Biggest concern is (apart from the thermostat causing overheating) the crusty brake pipes and perished tyres. Not sure if my local garage will do the brake pipes - not sure if their Snap On scan tool can bleed SBC systems. I'd thought it would as it's an old system now but they might have been burnt before with them and not want to touch them. Tbh I'd like the pipes changed even if it passes. They aren't pretty.

We will see. 

  • Like 3
Posted

All that looks ignorable until next year! 

I remember having level arm issues in my blue laguna. Passenger side was worn out, a cable tie made it stay on enough for the mot which was decent of it, then it popped off after a day or so and the pass headlights went down to the verge. 

A good fix was rebuilding the entire arm assembly with threaded bar and threaded little ball joints.

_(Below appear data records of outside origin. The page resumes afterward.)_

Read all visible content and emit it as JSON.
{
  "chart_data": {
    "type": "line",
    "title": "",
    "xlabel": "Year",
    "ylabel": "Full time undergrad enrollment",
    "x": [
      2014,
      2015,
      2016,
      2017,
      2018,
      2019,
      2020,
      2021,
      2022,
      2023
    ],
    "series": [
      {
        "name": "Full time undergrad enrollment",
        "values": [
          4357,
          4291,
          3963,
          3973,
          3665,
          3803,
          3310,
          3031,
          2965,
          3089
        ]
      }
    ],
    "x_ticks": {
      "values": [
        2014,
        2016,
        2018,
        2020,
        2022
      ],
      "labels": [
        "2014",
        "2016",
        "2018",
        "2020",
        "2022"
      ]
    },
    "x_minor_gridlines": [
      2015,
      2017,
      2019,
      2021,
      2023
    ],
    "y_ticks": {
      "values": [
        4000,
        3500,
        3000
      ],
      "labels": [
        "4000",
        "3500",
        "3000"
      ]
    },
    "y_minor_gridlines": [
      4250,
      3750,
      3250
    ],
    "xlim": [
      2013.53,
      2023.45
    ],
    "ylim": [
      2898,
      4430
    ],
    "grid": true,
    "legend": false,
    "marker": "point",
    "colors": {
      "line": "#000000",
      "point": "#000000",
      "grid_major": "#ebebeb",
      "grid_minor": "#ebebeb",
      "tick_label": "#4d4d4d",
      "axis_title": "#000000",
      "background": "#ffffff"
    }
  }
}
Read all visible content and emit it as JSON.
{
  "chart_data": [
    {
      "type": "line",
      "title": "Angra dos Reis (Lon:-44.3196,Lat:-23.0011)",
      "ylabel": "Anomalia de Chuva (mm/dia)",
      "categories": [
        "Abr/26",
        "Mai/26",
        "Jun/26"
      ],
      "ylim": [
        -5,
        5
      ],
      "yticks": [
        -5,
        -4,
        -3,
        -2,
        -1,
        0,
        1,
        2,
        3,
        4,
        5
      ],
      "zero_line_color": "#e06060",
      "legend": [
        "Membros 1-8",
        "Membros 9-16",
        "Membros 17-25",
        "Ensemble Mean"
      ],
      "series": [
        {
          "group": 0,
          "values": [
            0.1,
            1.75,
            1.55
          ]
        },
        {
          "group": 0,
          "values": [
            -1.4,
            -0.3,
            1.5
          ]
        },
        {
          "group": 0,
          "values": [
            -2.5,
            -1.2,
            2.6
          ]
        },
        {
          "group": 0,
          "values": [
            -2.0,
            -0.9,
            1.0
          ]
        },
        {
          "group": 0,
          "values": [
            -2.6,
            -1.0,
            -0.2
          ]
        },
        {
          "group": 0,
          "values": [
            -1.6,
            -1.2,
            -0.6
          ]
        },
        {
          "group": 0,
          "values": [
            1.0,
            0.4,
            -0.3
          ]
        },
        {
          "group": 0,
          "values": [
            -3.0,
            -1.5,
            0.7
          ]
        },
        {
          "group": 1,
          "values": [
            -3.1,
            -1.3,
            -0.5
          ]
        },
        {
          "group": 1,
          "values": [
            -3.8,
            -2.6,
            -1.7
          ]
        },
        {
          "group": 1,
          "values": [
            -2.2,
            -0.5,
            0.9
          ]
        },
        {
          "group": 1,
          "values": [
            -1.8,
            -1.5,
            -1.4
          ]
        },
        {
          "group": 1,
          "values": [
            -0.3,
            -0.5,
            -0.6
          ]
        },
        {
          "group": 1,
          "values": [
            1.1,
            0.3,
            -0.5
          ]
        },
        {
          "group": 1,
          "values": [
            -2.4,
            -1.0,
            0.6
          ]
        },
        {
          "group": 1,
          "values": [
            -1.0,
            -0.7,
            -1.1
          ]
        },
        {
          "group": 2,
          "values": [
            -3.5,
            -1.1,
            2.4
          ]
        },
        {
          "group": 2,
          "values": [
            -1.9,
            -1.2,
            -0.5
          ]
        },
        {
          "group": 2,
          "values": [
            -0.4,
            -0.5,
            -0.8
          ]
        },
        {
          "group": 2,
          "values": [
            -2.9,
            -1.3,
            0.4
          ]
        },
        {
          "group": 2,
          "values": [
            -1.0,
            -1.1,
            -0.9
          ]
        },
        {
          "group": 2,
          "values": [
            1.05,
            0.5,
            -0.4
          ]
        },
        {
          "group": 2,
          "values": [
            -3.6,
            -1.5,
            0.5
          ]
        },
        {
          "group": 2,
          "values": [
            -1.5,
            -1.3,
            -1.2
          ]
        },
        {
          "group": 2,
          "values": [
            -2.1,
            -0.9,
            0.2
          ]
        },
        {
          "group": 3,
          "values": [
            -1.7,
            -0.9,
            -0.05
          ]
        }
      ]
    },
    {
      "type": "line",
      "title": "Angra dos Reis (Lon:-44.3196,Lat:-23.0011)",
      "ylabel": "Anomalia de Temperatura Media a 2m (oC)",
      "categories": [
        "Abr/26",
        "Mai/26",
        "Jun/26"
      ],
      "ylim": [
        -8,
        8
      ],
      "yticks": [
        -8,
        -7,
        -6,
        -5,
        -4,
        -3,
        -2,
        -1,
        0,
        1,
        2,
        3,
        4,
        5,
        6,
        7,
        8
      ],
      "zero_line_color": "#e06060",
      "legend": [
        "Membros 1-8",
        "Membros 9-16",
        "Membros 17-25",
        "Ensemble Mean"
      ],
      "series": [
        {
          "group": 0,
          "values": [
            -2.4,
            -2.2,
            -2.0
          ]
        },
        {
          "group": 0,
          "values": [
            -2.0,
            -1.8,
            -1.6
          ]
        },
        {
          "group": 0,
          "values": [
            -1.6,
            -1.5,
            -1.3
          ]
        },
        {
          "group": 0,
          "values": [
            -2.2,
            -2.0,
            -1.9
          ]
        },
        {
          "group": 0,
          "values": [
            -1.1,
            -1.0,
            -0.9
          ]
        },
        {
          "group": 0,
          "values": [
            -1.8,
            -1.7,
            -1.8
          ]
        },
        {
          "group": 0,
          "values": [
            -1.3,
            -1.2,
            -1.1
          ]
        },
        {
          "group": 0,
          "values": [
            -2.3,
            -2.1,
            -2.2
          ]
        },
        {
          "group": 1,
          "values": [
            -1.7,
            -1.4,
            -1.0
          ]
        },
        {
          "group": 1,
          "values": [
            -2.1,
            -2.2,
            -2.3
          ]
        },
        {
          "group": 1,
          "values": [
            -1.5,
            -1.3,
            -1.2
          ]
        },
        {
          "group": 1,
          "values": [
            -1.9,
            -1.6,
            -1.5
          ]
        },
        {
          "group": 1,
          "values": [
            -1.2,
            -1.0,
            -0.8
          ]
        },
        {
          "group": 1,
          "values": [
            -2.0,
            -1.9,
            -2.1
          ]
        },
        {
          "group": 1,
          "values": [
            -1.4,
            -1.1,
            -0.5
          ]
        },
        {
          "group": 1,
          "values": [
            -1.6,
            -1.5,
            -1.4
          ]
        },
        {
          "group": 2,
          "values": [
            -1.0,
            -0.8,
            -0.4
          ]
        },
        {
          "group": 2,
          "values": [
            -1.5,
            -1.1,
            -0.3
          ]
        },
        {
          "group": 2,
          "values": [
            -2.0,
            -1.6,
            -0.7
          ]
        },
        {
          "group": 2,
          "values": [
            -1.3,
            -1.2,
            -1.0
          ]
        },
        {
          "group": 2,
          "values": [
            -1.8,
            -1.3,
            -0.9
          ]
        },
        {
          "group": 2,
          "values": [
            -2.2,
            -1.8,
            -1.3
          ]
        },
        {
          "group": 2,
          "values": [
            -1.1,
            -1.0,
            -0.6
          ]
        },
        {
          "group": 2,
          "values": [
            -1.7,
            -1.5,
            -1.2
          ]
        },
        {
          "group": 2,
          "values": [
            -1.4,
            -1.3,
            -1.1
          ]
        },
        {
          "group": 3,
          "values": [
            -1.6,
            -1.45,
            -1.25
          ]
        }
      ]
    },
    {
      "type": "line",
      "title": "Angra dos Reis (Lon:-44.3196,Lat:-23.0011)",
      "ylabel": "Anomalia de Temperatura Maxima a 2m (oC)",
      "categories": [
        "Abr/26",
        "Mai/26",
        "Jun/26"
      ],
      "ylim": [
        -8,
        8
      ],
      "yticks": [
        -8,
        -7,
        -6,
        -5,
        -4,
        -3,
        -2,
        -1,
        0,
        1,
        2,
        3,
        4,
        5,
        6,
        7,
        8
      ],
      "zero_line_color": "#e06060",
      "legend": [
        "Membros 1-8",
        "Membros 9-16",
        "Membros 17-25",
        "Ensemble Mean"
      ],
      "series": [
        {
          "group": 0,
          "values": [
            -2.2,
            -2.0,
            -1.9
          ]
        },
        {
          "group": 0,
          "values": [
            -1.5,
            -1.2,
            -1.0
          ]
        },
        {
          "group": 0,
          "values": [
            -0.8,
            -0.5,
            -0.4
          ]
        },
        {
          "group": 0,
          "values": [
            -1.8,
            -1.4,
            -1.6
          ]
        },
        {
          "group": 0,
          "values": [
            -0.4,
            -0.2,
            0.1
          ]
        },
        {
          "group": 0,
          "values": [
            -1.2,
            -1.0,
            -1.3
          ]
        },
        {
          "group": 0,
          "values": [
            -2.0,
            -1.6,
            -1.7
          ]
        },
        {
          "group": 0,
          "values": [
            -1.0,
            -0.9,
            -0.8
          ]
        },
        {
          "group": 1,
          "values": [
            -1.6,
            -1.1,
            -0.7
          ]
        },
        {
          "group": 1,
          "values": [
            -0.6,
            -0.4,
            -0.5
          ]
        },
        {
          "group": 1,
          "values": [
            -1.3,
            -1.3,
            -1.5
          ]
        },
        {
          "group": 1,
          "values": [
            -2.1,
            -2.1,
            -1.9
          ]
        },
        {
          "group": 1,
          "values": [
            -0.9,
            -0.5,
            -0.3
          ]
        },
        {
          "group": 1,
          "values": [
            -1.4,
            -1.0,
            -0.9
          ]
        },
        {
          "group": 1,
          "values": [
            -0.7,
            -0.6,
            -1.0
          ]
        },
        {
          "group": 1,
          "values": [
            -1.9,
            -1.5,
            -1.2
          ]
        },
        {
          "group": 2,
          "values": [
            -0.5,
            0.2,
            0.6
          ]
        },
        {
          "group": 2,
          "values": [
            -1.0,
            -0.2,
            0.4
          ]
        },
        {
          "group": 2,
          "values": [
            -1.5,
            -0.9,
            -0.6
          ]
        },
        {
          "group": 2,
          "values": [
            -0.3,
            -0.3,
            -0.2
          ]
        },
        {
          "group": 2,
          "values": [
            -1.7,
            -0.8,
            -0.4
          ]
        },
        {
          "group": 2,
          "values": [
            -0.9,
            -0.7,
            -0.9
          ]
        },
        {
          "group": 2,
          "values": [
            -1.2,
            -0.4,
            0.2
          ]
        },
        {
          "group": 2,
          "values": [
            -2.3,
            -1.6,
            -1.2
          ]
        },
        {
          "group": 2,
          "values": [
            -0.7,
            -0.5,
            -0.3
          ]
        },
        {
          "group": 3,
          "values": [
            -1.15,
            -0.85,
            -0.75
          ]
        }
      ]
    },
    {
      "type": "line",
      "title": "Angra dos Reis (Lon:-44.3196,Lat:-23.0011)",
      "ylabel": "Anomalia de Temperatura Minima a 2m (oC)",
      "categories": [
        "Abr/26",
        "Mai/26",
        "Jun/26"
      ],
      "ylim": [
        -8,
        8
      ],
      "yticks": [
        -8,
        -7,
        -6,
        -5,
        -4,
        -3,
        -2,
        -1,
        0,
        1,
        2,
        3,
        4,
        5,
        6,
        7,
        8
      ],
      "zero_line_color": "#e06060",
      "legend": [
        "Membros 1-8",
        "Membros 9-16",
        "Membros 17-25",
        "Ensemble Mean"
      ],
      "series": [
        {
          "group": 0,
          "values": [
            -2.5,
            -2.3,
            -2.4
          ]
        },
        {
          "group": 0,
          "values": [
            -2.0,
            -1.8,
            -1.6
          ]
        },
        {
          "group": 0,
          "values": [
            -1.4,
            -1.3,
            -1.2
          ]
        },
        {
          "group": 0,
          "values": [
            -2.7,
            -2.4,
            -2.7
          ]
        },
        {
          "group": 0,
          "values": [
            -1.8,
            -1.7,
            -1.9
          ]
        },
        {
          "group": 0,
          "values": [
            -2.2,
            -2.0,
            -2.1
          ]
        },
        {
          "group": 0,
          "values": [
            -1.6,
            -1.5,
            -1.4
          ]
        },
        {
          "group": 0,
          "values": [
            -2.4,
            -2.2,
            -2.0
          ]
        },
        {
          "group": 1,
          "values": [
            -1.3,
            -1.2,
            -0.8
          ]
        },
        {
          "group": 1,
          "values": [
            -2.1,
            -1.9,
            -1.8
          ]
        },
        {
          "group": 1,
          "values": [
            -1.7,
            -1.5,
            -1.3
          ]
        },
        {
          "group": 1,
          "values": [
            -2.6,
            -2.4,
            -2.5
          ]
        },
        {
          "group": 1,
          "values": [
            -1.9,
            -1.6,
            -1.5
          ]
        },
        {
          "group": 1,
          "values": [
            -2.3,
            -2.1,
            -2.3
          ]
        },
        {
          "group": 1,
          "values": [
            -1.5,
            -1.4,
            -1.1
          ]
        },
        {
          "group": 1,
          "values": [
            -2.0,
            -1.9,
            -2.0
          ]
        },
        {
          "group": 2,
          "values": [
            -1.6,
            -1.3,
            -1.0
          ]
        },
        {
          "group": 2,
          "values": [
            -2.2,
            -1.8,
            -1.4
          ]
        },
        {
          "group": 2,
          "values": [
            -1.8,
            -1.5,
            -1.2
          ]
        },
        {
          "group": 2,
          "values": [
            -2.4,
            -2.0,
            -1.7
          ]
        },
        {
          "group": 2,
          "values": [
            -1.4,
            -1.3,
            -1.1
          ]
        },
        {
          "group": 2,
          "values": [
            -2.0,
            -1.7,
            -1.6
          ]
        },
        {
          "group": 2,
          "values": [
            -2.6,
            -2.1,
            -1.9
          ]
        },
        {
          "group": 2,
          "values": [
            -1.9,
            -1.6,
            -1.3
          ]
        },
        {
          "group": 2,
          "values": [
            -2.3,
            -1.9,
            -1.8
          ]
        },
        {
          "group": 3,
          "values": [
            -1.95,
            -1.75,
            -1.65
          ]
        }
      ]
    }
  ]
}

I just left it broken and remember cable tying the arm safely out the way so it could be re-attached for the next mot (which it didn't get...) , could still see fine and didn't blind anyone 

Posted
17 minutes ago, beko1987 said:

All that looks ignorable until next year! 

I could but going by the MOT history, that's been happening for a while! I'm going to see if I can have a chat with the tester and see what they think it's like on the underside - mostly rust wise. If generally good then I'll spend out.

Tyres aren't pretty. 

Brake pipes really aren't either. This is front offside and I can't imagine the others are much better. Of course being Mercedes, you need a scantool capable of bleeding the SBC.